THERE IS NO evidence that a disproportionately high number of migrants are in receipt of social welfare payments, a new report has found.
Published by the ESRI, ‘Migrant Access to Social Security and Healthcare: Policies and Practice in Ireland’ studied how many migrants are in receipt of payments compared to their representation in the workforce.
Compared with a 15.4% share of the labour force, 14.7% of contributory Jobseekers Benefit receipts are non-Irish nationals.
Tipping slightly the opposite direction, these migrants make up 17.5% of the means-tested Jobseekers Allowance recipients.
“This report provides a new analysis which shows that, despite concerns expressed in several quarters, there is no consistent pattern of overrepresentation of migrants among social welfare recipients in Ireland,” report author Emma Quinn said.
However, she noted that interpreting the number who have access to payments can be difficult.
The report suggested that the low number (1.9%, compared to a 13.4% share of the population aged 15 and over) of non-nationals in receipt of the state pension but a high number (20.7%) in receipt of Child Benefit could be due to a young age profile of the population.
A number of issues regarding the Habitual Residence Condition, a test to see whether the applicant’s ‘centre of interest’ is in Ireland, are highlighted in the report.
“Implementation of the policy is challenging, in part because it is still evolving,” Quinn said.
Recent improvements in the availability of supporting guidelines and training must be built upon to help ensure that policy aims are consistently achieved.
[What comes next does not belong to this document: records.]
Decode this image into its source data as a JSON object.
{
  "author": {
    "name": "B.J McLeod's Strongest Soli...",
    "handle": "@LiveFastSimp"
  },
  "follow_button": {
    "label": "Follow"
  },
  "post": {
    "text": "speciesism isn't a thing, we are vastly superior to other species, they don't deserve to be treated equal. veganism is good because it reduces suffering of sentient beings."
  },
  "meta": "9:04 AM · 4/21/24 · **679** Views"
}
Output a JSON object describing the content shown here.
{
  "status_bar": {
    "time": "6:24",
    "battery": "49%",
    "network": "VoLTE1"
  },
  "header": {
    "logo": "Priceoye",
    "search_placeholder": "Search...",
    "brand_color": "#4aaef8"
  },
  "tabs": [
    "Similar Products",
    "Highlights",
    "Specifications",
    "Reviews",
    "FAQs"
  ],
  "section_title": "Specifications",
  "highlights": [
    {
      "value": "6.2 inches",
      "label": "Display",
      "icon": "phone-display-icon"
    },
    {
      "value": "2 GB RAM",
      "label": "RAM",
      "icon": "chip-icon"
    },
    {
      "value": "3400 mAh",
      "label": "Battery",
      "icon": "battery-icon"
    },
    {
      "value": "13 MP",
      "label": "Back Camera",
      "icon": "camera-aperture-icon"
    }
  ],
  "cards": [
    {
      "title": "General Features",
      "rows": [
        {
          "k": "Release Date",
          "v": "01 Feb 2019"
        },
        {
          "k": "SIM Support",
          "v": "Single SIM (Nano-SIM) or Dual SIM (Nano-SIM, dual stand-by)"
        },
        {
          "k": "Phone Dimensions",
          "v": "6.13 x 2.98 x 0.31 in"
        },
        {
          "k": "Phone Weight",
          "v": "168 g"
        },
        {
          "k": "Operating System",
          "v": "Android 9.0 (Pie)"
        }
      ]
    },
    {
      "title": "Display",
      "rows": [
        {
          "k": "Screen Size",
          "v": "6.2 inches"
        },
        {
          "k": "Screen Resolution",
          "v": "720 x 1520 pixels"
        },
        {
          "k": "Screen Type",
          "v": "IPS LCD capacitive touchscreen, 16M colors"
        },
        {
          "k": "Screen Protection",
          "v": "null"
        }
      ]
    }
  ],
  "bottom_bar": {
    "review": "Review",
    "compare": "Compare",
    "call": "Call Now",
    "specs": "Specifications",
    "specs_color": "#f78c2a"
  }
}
The report also found “EU15-28 are over-represented among both Jobseekers Allowance and Jobseekers Benefit recipients (9.7% and 8.7% respectively), relative to their proportion in the labour force (7.0%)”.
“Non-EU nationals are under-represented among recipients of both Jobseeker payments (3.1% of Jobseekers Allowance and 1.6% of Jobseekers Benefit recipients), compared to 4.1% in the labour force.”
On a seasonally adjusted basis the number of people on the Live Register dropped by 4,400 in June to 386,200 – down from 36,200 the previous month.
This marks the 24th consecutive month of decreases and 36,544 less people signing on since June 2013, when the figure stood at 435,357.
In unadjusted terms terms there were 398,813 signing on.